New UK Budget measures will add GBP0.02 to a pint of beer

New UK Budget measures will add GBP0.02 to a pint of beer

Earlier today, Chancellor of the Exchequer Philip Hammond delivered the country's Spring Budget. As part of the announcement, Hammond said duty rates on beer, cider, wine and spirits will increase by RPI (retail price index) inflation.
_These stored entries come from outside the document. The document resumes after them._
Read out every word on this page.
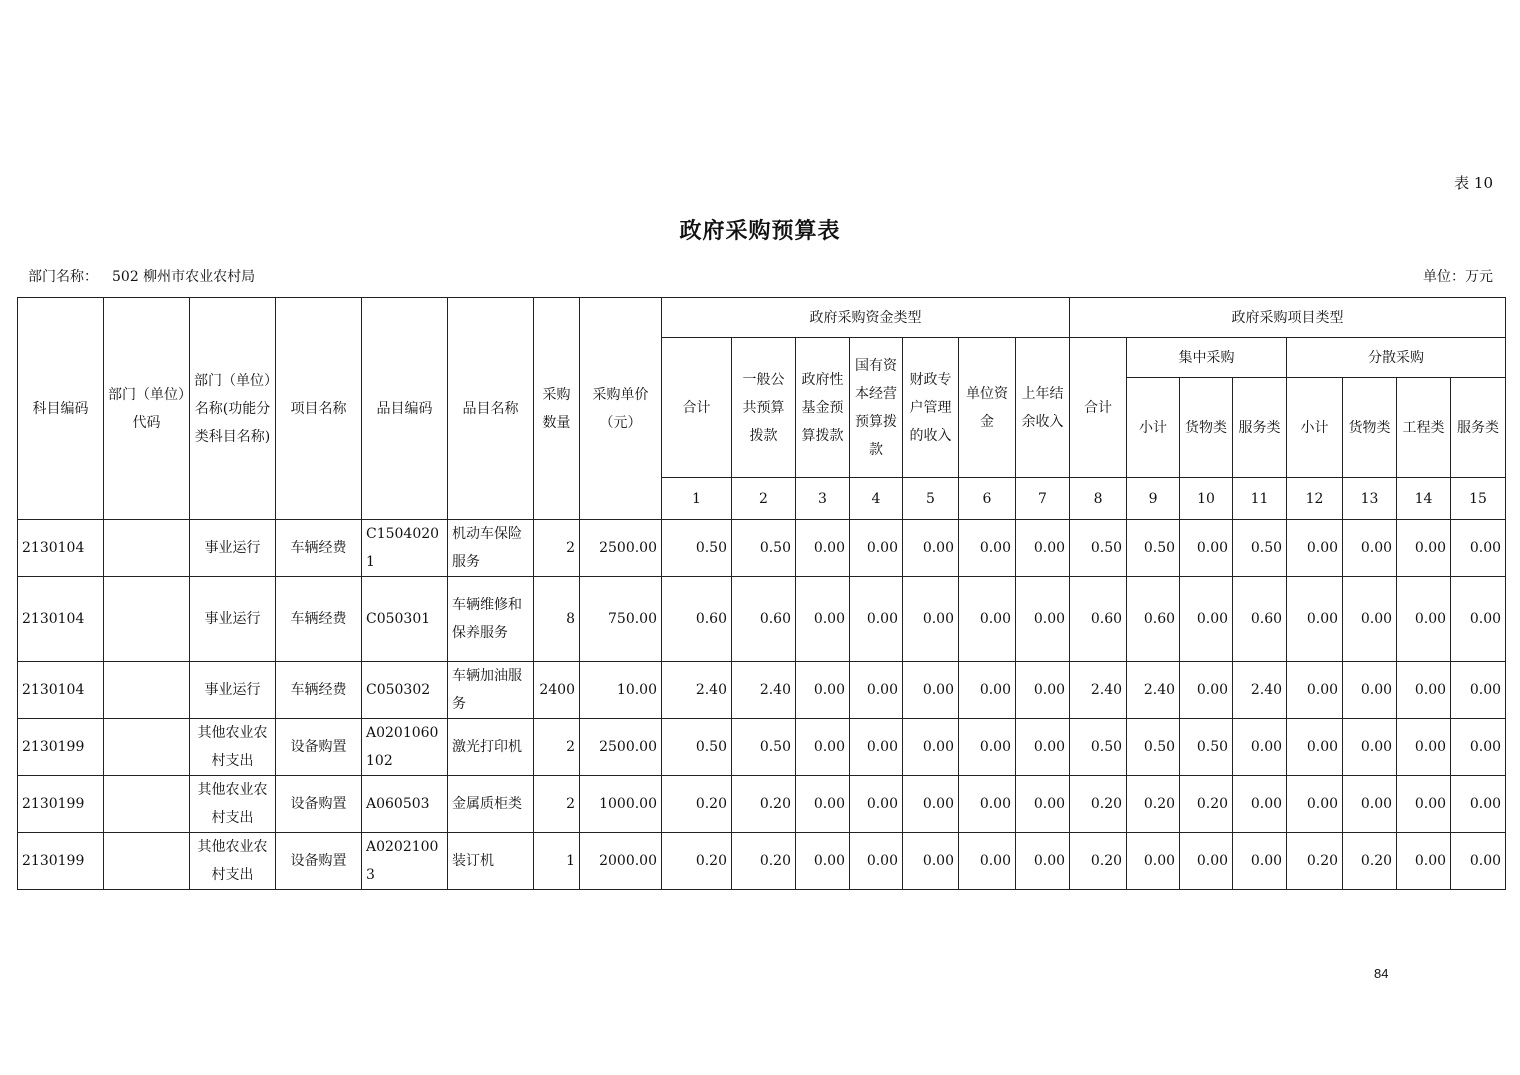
表 10
政府采购预算表
部门名称： 502 柳州市农业农村局	单位：万元
科目编码	部门（单位）代码	部门（单位）名称(功能分类科目名称)	项目名称	品目编码	品目名称	采购数量	采购单价（元）	政府采购资金类型							政府采购项目类型							
								合计	一般公共预算拨款	政府性基金预算拨款	国有资本经营预算拨款	财政专户管理的收入	单位资金	上年结余收入	合计	集中采购			分散采购			
																小计	货物类	服务类	小计	货物类	工程类	服务类
								1	2	3	4	5	6	7	8	9	10	11	12	13	14	15
2130104		事业运行	车辆经费	C15040201	机动车保险服务	2	2500.00	0.50	0.50	0.00	0.00	0.00	0.00	0.00	0.50	0.50	0.00	0.50	0.00	0.00	0.00	0.00
2130104		事业运行	车辆经费	C050301	车辆维修和保养服务	8	750.00	0.60	0.60	0.00	0.00	0.00	0.00	0.00	0.60	0.60	0.00	0.60	0.00	0.00	0.00	0.00
2130104		事业运行	车辆经费	C050302	车辆加油服务	2400	10.00	2.40	2.40	0.00	0.00	0.00	0.00	0.00	2.40	2.40	0.00	2.40	0.00	0.00	0.00	0.00
2130199		其他农业农村支出	设备购置	A0201060102	激光打印机	2	2500.00	0.50	0.50	0.00	0.00	0.00	0.00	0.00	0.50	0.50	0.50	0.00	0.00	0.00	0.00	0.00
2130199		其他农业农村支出	设备购置	A060503	金属质柜类	2	1000.00	0.20	0.20	0.00	0.00	0.00	0.00	0.00	0.20	0.20	0.20	0.00	0.00	0.00	0.00	0.00
2130199		其他农业农村支出	设备购置	A02021003	装订机	1	2000.00	0.20	0.20	0.00	0.00	0.00	0.00	0.00	0.20	0.00	0.00	0.00	0.20	0.20	0.00	0.00
84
The measure comes into force on 13 March.

According to the Scotch Whisky Association (SWA), the move will increase excise duty on spirits by nearly 4% or GBP0.36 (US$0.44) per bottle.

"As a result of today's increase, the level of tax – excise duty and VAT – on an average priced bottle of Scotch whisky is now an onerous 79%, one of the highest levels in Europe, and 21% higher than in 2010," the SWA said. "The excise duty burden on a 70cl bottle of Scotch is GBP8.05 and the total tax is GBP10.20." 

Both the SWA and the Wine & Spirit Trade Association (WSTA) had been calling for a 2% duty cut for wines and spirits. WSTA chief executive Miles Beale said the Chancellor's decision fails to support a "great British industry".

"He has increased what were already excessive and unfairly high rates of duty for the UK's wine and spirit consumers and businesses," said Beale. "Between Brexit's impact on the pound and rising inflation the wine and spirit businesses face a tough trading landscape.

"This is a missed opportunity to back British business and help out struggling consumers."

The UK beer industry also lambasted the move, saying the tax increase would add GBP0.02 to a pint. 

Elsewhere in the Budget, Hammond said the Government will consult on:

  • introducing a new duty band for still cider just below 7.5% abv to target white ciders, and
  • the impacts of introducing a new duty band for still wine and made-wine between 5.5% and 8.5% abv. 

Hammond also confirmed the levy rate for the country's previously-proposed tax on added-sugar soft drinks. The rate for drinks with a total sugar content of 5g or above per 10cl will be set at GBP0.18 per litre, while those with 8g or more per 10cl will be set at GBP0.24 per litre. The tax is expected to come into force in April next year.